Un détail permettant de détecter le fake : le logo de Sora, un petit nuage aux yeux brillants, qui apparaît à plusieurs reprises. Des sites ont déjà été développés pour supprimer ce logo de manière automatique, tandis que d’autres permettent de l’ajouter dans des vidéos authentiques afin de brouiller les pistes.
### Des vidéos de célébrités ?
En essayant de créer des vidéos avec des personnalités politiques ou sportives belges, l’application bloque, affichant le message : « Ce contenu enfreint peut-être nos règles relatives aux ressemblances avec des contenus tiers ». En revanche, cela ne pose pas de problème d’intégrer la reine Élisabeth II, décédée en 2022.
Sora 2, étant un réseau social, permet de s’abonner aux publications d’autres utilisateurs et de réutiliser leur image, si ces derniers l’autorisent. Cela a été fait par Sam Altman, l’un des dirigeants d’OpenAI, qui a été représenté dans des vidéos où il vole des dessins dans le studio de l’artiste japonais Hayao Miyazaki, faisant allusion aux questions de propriété intellectuelle autour de la sortie de GPT-4.
### Un contenu mêlant création et controverse
Les réseaux sociaux ont récemment été envahis par des hypertrucages sorti de Sora 2, dont de fausses épreuves de jeux olympiques teintées de misogynie ou de racisme, des animaux parlant, ou encore des images falsifiées censées provenir de caméras de surveillance. Bien que tout ne soit pas illégal, tout est faux.
Que se passe-t-il si plusieurs « caméos » interagissent ? C’est possible, à condition que chacun ait consenti à la réutilisation de son image. Dans ce cadre, les utilisateurs concernés reçoivent une notification.

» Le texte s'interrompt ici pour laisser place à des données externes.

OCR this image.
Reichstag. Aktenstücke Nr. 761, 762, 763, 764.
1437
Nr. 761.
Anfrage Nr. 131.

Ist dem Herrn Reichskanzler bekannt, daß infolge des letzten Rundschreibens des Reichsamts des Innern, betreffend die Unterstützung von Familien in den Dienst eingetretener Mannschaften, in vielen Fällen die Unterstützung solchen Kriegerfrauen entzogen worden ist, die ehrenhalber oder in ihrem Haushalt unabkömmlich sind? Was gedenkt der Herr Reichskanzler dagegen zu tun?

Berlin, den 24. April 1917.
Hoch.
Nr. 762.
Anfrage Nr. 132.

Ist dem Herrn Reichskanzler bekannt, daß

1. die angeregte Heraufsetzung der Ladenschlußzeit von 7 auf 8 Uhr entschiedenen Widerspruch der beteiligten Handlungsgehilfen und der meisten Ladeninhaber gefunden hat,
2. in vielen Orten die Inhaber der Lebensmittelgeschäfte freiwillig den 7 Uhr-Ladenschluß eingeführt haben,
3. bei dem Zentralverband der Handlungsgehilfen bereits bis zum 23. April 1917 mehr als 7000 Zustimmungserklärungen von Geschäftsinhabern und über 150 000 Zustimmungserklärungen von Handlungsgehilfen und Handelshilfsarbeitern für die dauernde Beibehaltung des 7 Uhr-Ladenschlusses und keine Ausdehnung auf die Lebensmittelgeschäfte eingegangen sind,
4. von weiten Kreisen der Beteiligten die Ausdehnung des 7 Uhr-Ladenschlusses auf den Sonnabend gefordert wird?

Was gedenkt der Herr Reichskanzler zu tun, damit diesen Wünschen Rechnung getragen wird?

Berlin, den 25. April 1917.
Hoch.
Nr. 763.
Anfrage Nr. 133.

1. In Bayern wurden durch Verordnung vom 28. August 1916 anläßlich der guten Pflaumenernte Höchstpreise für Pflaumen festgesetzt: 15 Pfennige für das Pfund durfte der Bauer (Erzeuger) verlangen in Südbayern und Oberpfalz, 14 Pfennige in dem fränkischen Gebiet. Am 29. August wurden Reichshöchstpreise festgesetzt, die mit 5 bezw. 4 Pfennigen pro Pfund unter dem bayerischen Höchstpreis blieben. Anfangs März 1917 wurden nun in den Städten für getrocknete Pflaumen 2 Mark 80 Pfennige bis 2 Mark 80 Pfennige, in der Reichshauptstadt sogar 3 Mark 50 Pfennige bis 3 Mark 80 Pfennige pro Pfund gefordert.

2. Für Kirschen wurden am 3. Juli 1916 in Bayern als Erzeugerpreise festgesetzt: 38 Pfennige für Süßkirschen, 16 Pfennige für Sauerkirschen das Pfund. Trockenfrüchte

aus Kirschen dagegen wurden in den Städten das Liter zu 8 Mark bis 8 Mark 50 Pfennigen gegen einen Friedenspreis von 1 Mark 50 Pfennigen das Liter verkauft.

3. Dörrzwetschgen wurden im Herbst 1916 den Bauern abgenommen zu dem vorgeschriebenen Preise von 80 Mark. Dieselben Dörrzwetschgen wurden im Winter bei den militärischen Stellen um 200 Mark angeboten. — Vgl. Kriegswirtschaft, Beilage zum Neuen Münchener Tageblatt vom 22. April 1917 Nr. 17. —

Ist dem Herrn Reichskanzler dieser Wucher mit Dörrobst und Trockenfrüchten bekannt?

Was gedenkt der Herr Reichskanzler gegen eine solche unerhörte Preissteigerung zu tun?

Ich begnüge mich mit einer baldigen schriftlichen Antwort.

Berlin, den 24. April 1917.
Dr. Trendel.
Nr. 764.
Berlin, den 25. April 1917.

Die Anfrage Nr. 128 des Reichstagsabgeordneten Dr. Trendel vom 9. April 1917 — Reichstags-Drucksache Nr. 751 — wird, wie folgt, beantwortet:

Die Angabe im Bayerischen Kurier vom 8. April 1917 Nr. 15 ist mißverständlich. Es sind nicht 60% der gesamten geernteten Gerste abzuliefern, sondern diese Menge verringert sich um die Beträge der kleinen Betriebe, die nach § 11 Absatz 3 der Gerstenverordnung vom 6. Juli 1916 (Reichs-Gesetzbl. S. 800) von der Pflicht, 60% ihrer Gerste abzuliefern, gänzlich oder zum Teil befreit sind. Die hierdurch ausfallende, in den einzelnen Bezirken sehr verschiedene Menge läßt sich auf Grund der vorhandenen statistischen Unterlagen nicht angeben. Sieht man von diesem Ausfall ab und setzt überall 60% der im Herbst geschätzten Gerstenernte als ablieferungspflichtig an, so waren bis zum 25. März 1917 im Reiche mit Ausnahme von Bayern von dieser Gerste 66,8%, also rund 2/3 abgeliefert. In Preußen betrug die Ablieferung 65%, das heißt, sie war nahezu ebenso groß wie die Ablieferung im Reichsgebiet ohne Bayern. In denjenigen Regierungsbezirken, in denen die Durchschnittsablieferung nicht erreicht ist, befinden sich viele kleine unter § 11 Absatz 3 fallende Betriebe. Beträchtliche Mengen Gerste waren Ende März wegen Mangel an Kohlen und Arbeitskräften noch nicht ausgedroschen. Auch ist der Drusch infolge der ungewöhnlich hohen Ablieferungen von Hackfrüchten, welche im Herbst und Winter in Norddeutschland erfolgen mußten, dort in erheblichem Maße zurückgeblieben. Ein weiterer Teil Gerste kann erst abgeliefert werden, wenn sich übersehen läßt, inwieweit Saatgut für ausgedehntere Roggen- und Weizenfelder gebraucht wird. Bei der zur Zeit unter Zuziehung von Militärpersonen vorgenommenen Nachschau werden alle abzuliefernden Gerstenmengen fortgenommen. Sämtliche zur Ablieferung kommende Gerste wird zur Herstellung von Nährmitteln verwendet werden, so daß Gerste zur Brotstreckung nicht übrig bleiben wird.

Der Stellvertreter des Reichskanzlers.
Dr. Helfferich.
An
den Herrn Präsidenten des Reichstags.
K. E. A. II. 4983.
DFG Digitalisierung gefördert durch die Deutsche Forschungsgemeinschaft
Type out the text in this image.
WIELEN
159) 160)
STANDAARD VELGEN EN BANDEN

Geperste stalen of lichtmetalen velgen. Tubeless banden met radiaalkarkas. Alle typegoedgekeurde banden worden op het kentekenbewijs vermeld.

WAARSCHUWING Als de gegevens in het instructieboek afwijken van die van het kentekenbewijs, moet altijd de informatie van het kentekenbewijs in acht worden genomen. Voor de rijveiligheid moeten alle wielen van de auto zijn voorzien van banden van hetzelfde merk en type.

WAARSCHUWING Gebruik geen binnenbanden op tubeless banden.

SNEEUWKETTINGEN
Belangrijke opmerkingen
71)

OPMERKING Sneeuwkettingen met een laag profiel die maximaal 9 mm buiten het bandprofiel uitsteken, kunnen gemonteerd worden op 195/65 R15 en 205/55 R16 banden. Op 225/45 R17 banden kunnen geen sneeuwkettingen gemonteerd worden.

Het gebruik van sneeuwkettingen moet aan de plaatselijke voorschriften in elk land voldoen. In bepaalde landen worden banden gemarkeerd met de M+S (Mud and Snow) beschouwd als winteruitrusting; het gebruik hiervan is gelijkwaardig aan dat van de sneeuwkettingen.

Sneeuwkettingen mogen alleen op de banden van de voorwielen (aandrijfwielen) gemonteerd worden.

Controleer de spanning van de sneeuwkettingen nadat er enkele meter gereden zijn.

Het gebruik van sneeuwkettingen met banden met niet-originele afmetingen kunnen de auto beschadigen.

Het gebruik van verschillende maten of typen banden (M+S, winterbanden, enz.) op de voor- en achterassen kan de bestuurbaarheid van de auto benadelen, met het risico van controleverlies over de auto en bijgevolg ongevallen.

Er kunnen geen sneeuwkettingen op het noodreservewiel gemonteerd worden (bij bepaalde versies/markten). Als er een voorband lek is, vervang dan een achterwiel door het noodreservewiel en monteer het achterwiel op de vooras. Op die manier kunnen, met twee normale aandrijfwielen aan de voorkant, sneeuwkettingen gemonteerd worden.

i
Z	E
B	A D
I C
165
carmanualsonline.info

Nous avons expérimenté cela avec l’aide de Jessica Riga, chroniqueuse à « On n’est pas des Pigeons ». Après avoir créé un double virtuel de Jessica, nous avons demandé à l’IA d’imaginer une scène où elle et moi serions membres d’un groupe de rock.
Aucune mention claire n’a été faite sur une fake news suggérant que « du vinaigre peut remplacer tous les vaccins ». L’IA continue d’imaginer des dialogues autour de ce concept, et il est évident que le faux est détectable… pour l’instant.
En février 2024, OpenAI avait déjà suscité des inquiétudes avec la première version de Sora, qui, bien moins performante, a conduit à des questionnements sur la véracité des contenus en ligne. Comme l’a noté le New York Times, l’émergence de Sora et d’autres générateurs vidéo d’IA en 2023 pourrait marquer la fin de la réalité visuelle telle que nous la connaissions, et la société devra désormais aborder les vidéos avec le même scepticisme que les mots.